LSST document (including LDM, DMTN) template

The document template lets you create new documents using the lsstdoc class. These can be project controlled documents (LPM, LSE, LDM, for example) or technical notes (DMTN, SQR, SMTN). This page describes how to use the document template.

See also

For background, see Creating new documents with templates.

For help with using the lsstdoc class, see Using the lsstdoc document class.

Note

We intend to provide a chatbot for creating new documents that handles creating a GitHub repository, filling in the template, and deploying the document as a website. In the meantime, you can still manually create new documents with this template.

Invoking the template

After you have set up cookiecutter and cloned the lsst-texmf repository, you can create a document by pointing cookiecutter at lsst-texmf’s templates/document directory. For example, from a directory containing a lsst-texmf clone:

cookiecutter lsst-texmf/templates/document

Cookiecutter will prompt you to configure your document. See the next section for details.

Template configurations

This section describes configurations requested by cookiecutter.

org

Which part of DM the note is from (this comes out on the title page):

  • PST - Project Science Team
  • DM - Data Management
  • SE - Systems Engineering
  • PMO - Project Office
  • POS - Operations
  • TS - Telescope and Site
series
Handle of the documentation series. Technical notes can be DMTN, SQR, PSTN, OPSTN or SMTN (see the DM Developer Guide for more information).
serial_number

Serial number of the document. For project documents, this number is pre-assigned by DocuShare. For technical notes, you can claim the next available number yourself. These links show existing technical notes in each series:

github_org

Documents belong in specific GitHub organizations:

docushare_url
Provide a URL to the document in DocuShare, if available. Technotes might not have DocuShare handles. Using the https://ls.st short link to the document’s version page in DocuShare is effective. For example: 'https://ls.st/ldm-151*'.
title
Title of the document, without a handle prefix.
first_author
The first and last name of the document’s primary author. You can add additional authors later to the \author command in the generated document.
abstract
Abstract or summary of the document. This abstract appears both in the document’s \setDocAbstract command an in the README.
copyright_year
Year when copyright is first claimed.
copyright_hold
Institution that holds the document’s copyright.
license_cc_by
If true, a Creative Commons Attribution license is added to the README.

Deploying the document

Note

These instructions will help you deploy your documentation project to GitHub and LSST the Docs. In the future, a chatbot service will automate these steps.
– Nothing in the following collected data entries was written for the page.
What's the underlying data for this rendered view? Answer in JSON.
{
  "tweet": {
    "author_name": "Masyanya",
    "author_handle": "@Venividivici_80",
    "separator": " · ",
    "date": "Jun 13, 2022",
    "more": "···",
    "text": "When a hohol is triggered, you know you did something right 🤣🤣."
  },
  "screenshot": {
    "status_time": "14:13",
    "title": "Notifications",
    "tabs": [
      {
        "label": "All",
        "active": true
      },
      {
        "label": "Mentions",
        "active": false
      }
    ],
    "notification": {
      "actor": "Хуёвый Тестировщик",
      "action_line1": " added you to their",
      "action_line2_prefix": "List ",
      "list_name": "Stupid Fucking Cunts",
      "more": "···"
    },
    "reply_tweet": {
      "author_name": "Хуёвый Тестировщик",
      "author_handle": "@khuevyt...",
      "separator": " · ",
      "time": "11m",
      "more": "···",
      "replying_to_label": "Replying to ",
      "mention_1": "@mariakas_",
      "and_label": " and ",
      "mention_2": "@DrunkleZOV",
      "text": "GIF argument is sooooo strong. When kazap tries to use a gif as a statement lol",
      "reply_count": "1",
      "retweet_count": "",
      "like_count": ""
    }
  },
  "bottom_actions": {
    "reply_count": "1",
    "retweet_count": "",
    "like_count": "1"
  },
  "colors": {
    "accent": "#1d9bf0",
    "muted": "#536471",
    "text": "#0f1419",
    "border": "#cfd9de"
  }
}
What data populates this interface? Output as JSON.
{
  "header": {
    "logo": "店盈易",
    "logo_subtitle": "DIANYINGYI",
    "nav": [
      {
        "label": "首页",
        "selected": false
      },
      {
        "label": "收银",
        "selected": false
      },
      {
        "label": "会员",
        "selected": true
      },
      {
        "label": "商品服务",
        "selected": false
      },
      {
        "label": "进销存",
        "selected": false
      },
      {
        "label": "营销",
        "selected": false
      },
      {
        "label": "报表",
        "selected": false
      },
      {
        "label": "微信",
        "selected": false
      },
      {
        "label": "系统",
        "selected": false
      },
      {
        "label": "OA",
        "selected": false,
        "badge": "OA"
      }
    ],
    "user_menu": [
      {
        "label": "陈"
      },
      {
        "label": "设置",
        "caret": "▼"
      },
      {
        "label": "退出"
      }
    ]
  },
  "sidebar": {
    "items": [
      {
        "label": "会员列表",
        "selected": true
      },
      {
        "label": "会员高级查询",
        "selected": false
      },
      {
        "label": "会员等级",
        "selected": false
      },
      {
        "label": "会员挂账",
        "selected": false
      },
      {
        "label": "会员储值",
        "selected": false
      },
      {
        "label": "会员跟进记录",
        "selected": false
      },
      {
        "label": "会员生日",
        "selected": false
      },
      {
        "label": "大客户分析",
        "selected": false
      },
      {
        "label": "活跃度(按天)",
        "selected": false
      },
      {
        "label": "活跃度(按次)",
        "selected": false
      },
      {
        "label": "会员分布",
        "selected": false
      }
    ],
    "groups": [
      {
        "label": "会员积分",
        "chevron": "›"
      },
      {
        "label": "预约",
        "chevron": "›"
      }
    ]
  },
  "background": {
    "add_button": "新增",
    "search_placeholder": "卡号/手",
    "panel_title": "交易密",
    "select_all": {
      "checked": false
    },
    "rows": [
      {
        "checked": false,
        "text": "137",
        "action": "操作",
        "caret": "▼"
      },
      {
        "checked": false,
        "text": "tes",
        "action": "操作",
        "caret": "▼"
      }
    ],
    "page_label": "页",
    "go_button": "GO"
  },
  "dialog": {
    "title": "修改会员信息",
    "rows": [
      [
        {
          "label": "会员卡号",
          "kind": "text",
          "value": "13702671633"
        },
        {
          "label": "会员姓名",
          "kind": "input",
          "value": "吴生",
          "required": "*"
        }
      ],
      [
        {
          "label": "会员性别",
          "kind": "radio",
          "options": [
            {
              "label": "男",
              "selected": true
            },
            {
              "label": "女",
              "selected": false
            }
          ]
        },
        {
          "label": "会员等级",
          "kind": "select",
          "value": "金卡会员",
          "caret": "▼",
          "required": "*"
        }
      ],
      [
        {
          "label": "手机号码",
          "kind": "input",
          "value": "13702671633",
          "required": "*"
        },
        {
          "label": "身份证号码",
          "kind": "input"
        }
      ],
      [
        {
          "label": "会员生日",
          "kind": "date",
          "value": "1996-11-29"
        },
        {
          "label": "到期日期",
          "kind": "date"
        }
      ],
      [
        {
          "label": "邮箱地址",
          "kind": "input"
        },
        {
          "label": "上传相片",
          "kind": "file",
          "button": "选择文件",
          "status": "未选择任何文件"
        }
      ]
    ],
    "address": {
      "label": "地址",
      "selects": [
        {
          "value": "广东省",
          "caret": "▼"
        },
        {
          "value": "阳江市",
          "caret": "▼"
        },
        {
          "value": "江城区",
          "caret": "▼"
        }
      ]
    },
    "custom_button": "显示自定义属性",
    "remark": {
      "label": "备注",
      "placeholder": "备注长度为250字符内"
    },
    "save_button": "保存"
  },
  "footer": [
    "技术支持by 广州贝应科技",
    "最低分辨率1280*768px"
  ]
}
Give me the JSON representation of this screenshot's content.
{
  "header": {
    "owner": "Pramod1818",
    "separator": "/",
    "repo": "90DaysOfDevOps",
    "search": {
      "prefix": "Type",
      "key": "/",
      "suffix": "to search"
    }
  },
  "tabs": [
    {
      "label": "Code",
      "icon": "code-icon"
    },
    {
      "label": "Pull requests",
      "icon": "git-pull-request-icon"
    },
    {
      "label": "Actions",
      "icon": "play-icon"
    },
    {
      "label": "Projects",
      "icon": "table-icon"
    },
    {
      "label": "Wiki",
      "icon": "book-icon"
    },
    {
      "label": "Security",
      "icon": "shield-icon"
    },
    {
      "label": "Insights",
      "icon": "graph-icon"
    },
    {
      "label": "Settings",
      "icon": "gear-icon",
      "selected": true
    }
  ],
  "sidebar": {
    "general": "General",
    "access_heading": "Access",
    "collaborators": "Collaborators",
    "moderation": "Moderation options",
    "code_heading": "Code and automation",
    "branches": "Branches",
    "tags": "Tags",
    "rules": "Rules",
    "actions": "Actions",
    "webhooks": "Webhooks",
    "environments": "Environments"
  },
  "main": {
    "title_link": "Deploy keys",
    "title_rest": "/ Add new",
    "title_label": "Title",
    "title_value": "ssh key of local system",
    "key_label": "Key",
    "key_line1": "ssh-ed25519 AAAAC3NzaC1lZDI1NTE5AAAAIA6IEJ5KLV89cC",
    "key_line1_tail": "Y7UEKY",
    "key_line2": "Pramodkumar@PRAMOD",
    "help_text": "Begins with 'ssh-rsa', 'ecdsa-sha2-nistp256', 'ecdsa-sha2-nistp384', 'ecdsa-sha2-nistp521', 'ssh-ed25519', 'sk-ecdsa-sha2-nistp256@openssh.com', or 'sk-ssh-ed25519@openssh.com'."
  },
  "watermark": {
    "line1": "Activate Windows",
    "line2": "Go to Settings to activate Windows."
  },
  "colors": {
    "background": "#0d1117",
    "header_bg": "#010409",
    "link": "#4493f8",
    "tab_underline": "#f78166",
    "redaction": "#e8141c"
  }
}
After creating a document directory with cookiecutter, the next step is to initialize it as a Git repository and push that repository to GitHub. Keep in mind the organization you host the repository in must match the organization name provided to cookiecutter. Also, the repository name should be the document’s handle in lowercase (for example, lsst-sqre/sqr-019 for the SQR-019 technical note).

Once the document is on GitHub, notify the #dm-docs channel on Slack that a new document is ready to be deployed to LSST the Docs.